Rangers trap rat on pest-free Motutapu island
Tuesday, 10 July 2018
When a rat was spotted on Auckland's pest-free bird sanctuary, Motutapu island, all the tricks of the rat catching trade were employed.
They used peanut butter, walnuts, ink pads, tunnels, traps, a specially trained rat tracking dog and even a well placed spray or two of rodent odour.
This was no easy mission though.
After first being spotted on June 26, the rat evaded a DOC ranger and his rodent-detecting conservation dog by jumping into a stream and swimming away.
READ MORE: E-rat-icated: Rodent removed from protected Tiritiri Matangi Island
Motutapu island has been pest-free since 2011 and is home to threatened native birds such as the takahē, Coromandel brown kiwi and pāteke.
Extra traps and tracking tunnels were set in the area and the rat's tracks were recorded on ink pads inside the tunnels which were baited with peanut butter.
Of the extra traps, 25 were baited with peanut, walnuts and rabbit meat and eight were scented with rat odour.
It was the rat body odour which was finally the rodent's undoing.
DOC Auckland inner islands operations manager Keith Gell said in a statement on July 7 that the rat was caught and killed in a trap full of rat odour which proved 'highly effective in luring the rat into the trap'.
'Catching the rat has been a great team effort.

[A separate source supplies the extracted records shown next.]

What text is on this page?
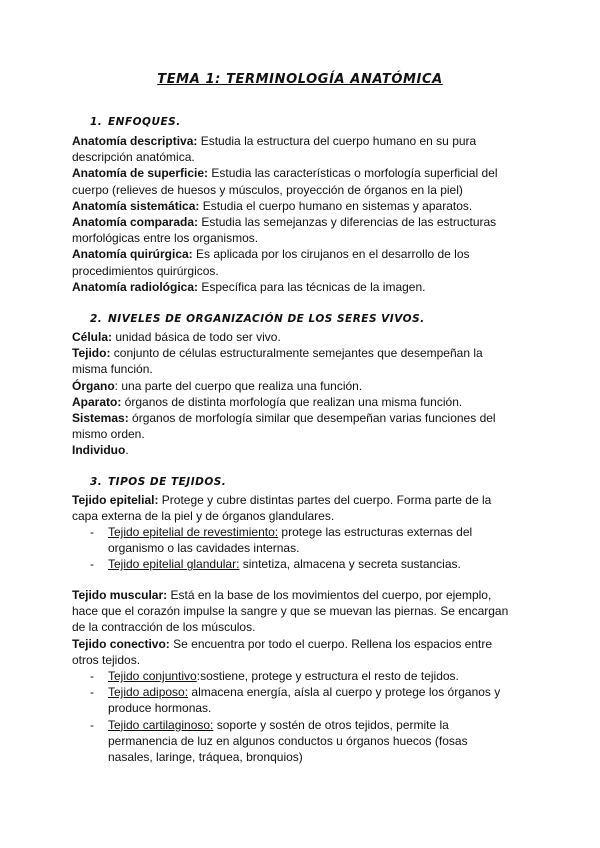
TEMA 1: TERMINOLOGÍA ANATÓMICA
1. ENFOQUES.

Anatomía descriptiva: Estudia la estructura del cuerpo humano en su pura descripción anatómica.

Anatomía de superficie: Estudia las características o morfología superficial del cuerpo (relieves de huesos y músculos, proyección de órganos en la piel)

Anatomía sistemática: Estudia el cuerpo humano en sistemas y aparatos.

Anatomía comparada: Estudia las semejanzas y diferencias de las estructuras morfológicas entre los organismos.

Anatomía quirúrgica: Es aplicada por los cirujanos en el desarrollo de los procedimientos quirúrgicos.

Anatomía radiológica: Específica para las técnicas de la imagen.

2. NIVELES DE ORGANIZACIÓN DE LOS SERES VIVOS.

Célula: unidad básica de todo ser vivo.

Tejido: conjunto de células estructuralmente semejantes que desempeñan la misma función.

Órgano: una parte del cuerpo que realiza una función.

Aparato: órganos de distinta morfología que realizan una misma función.

Sistemas: órganos de morfología similar que desempeñan varias funciones del mismo orden.

Individuo.

3. TIPOS DE TEJIDOS.

Tejido epitelial: Protege y cubre distintas partes del cuerpo. Forma parte de la capa externa de la piel y de órganos glandulares.

- Tejido epitelial de revestimiento: protege las estructuras externas del organismo o las cavidades internas.
- Tejido epitelial glandular: sintetiza, almacena y secreta sustancias.

Tejido muscular: Está en la base de los movimientos del cuerpo, por ejemplo, hace que el corazón impulse la sangre y que se muevan las piernas. Se encargan de la contracción de los músculos.

Tejido conectivo: Se encuentra por todo el cuerpo. Rellena los espacios entre otros tejidos.

- Tejido conjuntivo:sostiene, protege y estructura el resto de tejidos.
- Tejido adiposo: almacena energía, aísla al cuerpo y protege los órganos y produce hormonas.
- Tejido cartilaginoso: soporte y sostén de otros tejidos, permite la permanencia de luz en algunos conductos u órganos huecos (fosas nasales, laringe, tráquea, bronquios)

'It shows our biosecurity systems to protect the pest free islands in the Hauraki Gulf are effective,' Gell said.
There was an 'ever-present risk' of a rat, mouse or other pest making it to one of the sanctuary islands, he said.
'We want to remind boat owners to make sure there isn't a rat or a mouse stowed away on their vessel, whenever they're heading out to sea in the Hauraki Gulf.'
In January, panic was sparked on another pest-free island in the Hauraki Gulf when rat footprints were found on Tiritiri Matangi island.
A few weeks later, the rat was found, trapped and killed.
Rats are considered a major threat to native wildlife as they eat eggs and chicks of native birds, native lizards and weta, and deprive native birds of food.